Residents of Toronto’s Ward 15 (Don Valley West) will be heading to the polls on Nov. 4 to vote in a municipal by-election. This occasionally happens in politics, and wouldn’t raise too many eyebrows in normal circumstances.

Ah, but this by-election has been somewhat different. It’s turned into a political battleground of sorts involving a former Ontario premier, a former newspaper columnist and Toronto mayoral candidate, and a Toronto District School Board chair.

How did this happen? Let’s start at the beginning.

Jaye Robinson, a longtime Toronto city councillor, had represented Ward 15 since it was created in 2018. She unexpectedly passed away on May 16. (No cause of death was revealed, but she had previously been diagnosed with “two forms of breast cancer” in 2019, according to City News Toronto.)

Toronto City Council declared her office vacant at a June 26 meeting. A by-election to fill Robinson’s seat was announced for Nov. 4.

Sixteen candidates will be on the ballot in Ward 15. The two most high-profile names are former Toronto Sun columnist Anthony Furey, who finished fourth in the 2023 Toronto mayoral by-election, and Rachel Chernos Lin, who is currently on leave as a Ward 11 school trustee and TDSB chair. Other by-election candidates include Dhruv Jain (transit policy director for TTC chair Jamaal Myers), Evan Sambasivam (former political staffer), and Sheena Sharp (former Ontario Green Party candidate).

While anything can happen in politics, the most likely scenario seemed to be that either Furey or Chernos Lin would become Ward 15’s new city councillor. The voters would make that final determination.

That is, until Kathleen Wynne decided to get involved.

According to a Sept. 9 piece by Toronto Star reporter Ben Spurr, the former Ontario Liberal premier, who represented the Don Valley West provincial riding from 2003-2022, “confirmed she had spoken with three candidates with links to the Grits about the importance of rallying behind a single challenger.” The three candidates with Liberal ties were Chernos Lin (former Ontario Liberal party director), Jain (former executive assistant to Ontario Liberal MPP Stephanie Bowman), and Sambasivam (former federal Liberal staffer and nephew of former Ontario Liberal deputy premier Deb Matthews). The reason for this, according to Spurr, was “to block right-wing pundit Anthony Furey from winning the seat.”
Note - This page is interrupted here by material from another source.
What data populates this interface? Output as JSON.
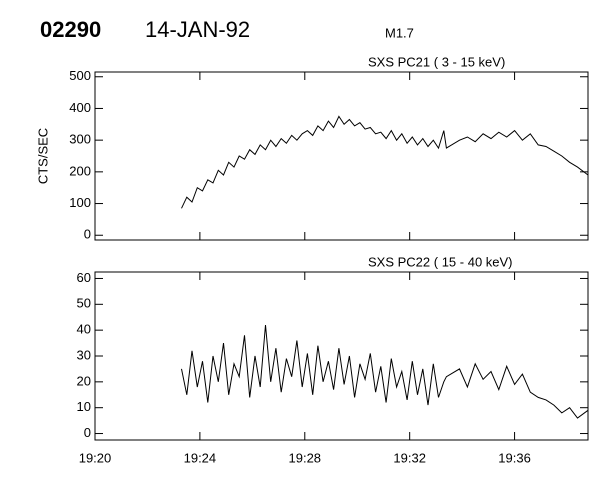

Why so? Several reasons were provided, including Wynne’s belief that Furey would be the wrong type of candidate for progressives and that he’s using this by-election as a stepping stone for the 2026 mayoral election. Those soft positions belie what’s mostly behind her decision to inject herself into this election campaign.

Wynne told the Star she was concerned Furey’s “right-wing ideology would not be helpful” to Ward 15 residents. Spurr, for his part, highlighted “accusations of Islamophobia over (Furey’s) columns about the threat of what he called ‘political Islam,’ as well as criticism for his ties to anti-trans activists.”

While Wynne wasn’t directly tied to this analysis, it soon became clear she was onside. A recording played by AM640 talk radio host Greg Brady (and provided by policorner.ca) on Sept. 23 heard Wynne specifically say she believed Furey was “bigoted” and “not the kind of person who we, as progressives, would want to see elected.”

Brady would have Furey and Wynne on his show to respond. The former called this description “incendiary,” but wisely took the high road to focus on building a broad-based coalition of supporters and winning the by-election. The latter kept doubling down with her foolish, unsubstantiated claims he was somehow linked to Islamophobia. She also discussed his previous role with the think tank True North, which she described as “very anti-woke, and by that I mean anti-trans, anti-gay.”

This was said in spite of Wynne admitting to Brady in their interview, “I don’t know what his personal beliefs are.” Sure could have fooled me.

As it happens, I can be of some help here. Furey and I have known each other for years. He was a fellow Sun columnist when I wrote for the paper, and served as my editor for a spell. Furey isn’t opposed to Islam and the Muslim community. He’s concerned about what many normal-thinking people, including moderate Muslims, have been troubled with for years: the growth of radical Islam, or Islamism, in our world. Meanwhile, Furey has held libertarian or modern liberal views on social issues for as long as I’ve known him. He supports same-sex marriage and the LGBT community, and I’ve never heard him say anything bad about trans people.

Maybe Wynne should have done some research before speaking out of a particular body orifice.

Oh, and there’s another crucial part to this story that has barely been discussed. Spurr’s article revealed that Wynne’s partner, Jane Rounthwaite, is chairing the “fundraising efforts” of Chernos Lin’s campaign. Want to take a wild guess who the former premier recently endorsed in Ward 15? This important tidbit of information gives one serious pause about the legitimacy of any political jockeying supposedly going on behind the scenes.

Am I surprised that Wynne, a political mediocrity who, along with Dalton McGuinty, wrecked Ontario’s economy for 15 years, would do something like this? No. But in the midst of her fury about Furey, it does say something that she hasn’t been properly called out for it…until now.